Voy a ser abuela… Pero ¿cómo aceptar que ella es 12 años mayor que mi hijo?
A veces, especialmente después del divorcio de Antonio, siento unas ganas inmensas de desaparecer. Huir lejos de todos: vecinos, amigos, familiares, incluso de mi propio reflejo en el espejo. Esconderme para reiniciar, darle a mi corazón cansado un poco de silencio y la oportunidad de vivir de nuevo.
En esos momentos, tomo un libro, me acurruco con una manta en el sofá de mi nuevo piso, adquirido tras la división de bienes, y simplemente respiro la libertad. Mi hijo viene poco — Valerio, mi único hijo, recién cumplió veinticinco años. Tiene su trabajo, amigos, su vida propia. No me agobia, no requiere mi atención. Y le agradezco eso, aunque a veces la soledad sea insoportable.
Hace siete meses se mudó a la puerta de al lado Esperanza. Una mujer con una mirada firme y sonrisa suave, de unos treinta años. Desde el primer encuentro me cayó bien: educada, sincera. Rápidamente nos hicimos amigas. A veces ella me invitaba a tomar un café o yo a ella una copa de vino.
Resultó que la vida de Esperanza no había sido fácil: dos divorcios, un aborto, infertilidad. Cada vez que lo recordaba, las lágrimas caían de sus ojos. Pero lo más importante es que soñaba no solo con un hijo, sino con una familia unida, con un hombre que estuviera a su lado en las buenas y en las malas.
Yo, con la perspectiva que dan los años, intentaba hacerla entrar en razón. Le decía que no era necesario buscar el amor de su vida; podría encontrar a una buena persona que fuera un buen donante y tener un hijo para ella misma.
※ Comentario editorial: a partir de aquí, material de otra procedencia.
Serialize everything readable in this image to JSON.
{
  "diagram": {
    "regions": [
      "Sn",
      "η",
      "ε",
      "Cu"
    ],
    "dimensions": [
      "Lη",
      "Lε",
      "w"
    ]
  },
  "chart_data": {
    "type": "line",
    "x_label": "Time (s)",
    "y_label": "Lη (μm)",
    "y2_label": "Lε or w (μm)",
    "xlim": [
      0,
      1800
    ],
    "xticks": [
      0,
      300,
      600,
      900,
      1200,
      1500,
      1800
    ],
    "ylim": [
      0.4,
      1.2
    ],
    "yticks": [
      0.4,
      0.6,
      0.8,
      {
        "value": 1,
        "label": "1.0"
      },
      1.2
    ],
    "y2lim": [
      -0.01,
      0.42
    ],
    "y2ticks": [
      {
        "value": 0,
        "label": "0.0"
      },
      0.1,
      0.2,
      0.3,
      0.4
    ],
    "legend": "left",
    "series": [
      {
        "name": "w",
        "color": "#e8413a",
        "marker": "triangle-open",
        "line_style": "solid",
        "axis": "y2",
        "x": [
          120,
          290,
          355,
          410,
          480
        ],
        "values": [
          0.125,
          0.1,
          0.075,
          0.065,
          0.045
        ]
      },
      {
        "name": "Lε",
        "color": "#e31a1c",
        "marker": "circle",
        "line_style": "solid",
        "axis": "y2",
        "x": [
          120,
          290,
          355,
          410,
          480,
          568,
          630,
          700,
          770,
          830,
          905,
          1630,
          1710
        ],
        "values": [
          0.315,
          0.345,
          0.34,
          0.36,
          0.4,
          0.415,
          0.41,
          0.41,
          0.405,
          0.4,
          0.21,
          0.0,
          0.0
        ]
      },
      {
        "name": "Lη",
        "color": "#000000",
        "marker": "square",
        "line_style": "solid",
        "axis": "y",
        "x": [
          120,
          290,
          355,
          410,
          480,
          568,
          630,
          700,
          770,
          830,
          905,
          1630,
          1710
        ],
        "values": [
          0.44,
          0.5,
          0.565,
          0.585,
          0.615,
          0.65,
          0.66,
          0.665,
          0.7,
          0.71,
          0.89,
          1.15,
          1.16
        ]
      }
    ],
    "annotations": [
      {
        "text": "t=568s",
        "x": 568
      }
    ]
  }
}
Lo principal era el niño. Los hombres, bueno… ellos vienen y van. Pero Esperanza se mantenía firme. Ella quería no solo amor maternal, sino también conyugal.
Así que, en el día de mi santo —Santa Mónica— invité solo a Valerio. Necesitábamos hablar tranquilamente, ya que acababa de romper con su novia de hacía tres años. Ella había elegido a otro: rico, mayor, “con futuro”. Valerio estaba afectado, y me tocó encontrar las palabras para consolarlo, recordarle que todo aún estaba por venir.
De repente, sonó el timbre. En la puerta estaba Esperanza con un ramo espléndido. La invitamos a entrar, y pasó una cálida velada con nosotros. Comimos, bebimos, reímos. Valerio, por primera vez en mucho tiempo, se quedó a dormir en mi casa. Yo era feliz: mi chico sonreía de nuevo.
Pasaron las semanas. Valerio empezó a venir más a menudo. Esperanza, en cambio, se distanció. Pero se veía diferente: más iluminada, más tranquila. Cuando le pregunté si había pasado algo bueno, sonrió enigmáticamente y dijo: “Quizá. Es pronto para decirlo”.
Y entonces llegó el Día de San Valentín. Por la mañana Esperanza llamó: “Deséame suerte. Hoy es un día importante”. Por la tarde la vi regresar con un ramo enorme de fresias. Sola. Sin hombre, sin despedida. Me dio un poco de pena por ella.
Pocos minutos después, el timbre sonó de nuevo. Abrí la puerta: era Valerio. Detrás de él, Esperanza. Ambos se miraron, avergonzados, y Valerio, después de aclararse la garganta, pronunció:
— Mamá… felicidades. ¡Vas a ser abuela!
Se me doblaron las piernas. ¿Esperanza? ¿Mi amiga y vecina? La misma a la que aconsejé no esperar, tener un hijo, buscar un donante… Y resultó que el donante fue mi hijo.
Dios mío, ¿a qué la he empujado con mis consejos? ¿Y cómo puedo ahora aceptar la diferencia de edad —ella tiene 36, él 24. Y yo, sinceramente, le deseaba felicidad. ¡Pero no con mi hijo!
Ahora me siento en silencio y pienso: ¿qué hacer? Por un lado, un nieto o nieta. Alegría. Por otro, el choque y el dolor. Pero el corazón… también busca calor. Quizá, en este extraño y desigual vínculo, han encontrado su felicidad.
Probablemente necesitaré aprender a perdonar. Aceptar. Y recordar que la vida no siempre sigue un guion. Pero si aparece un niño en ella, es que sigue adelante.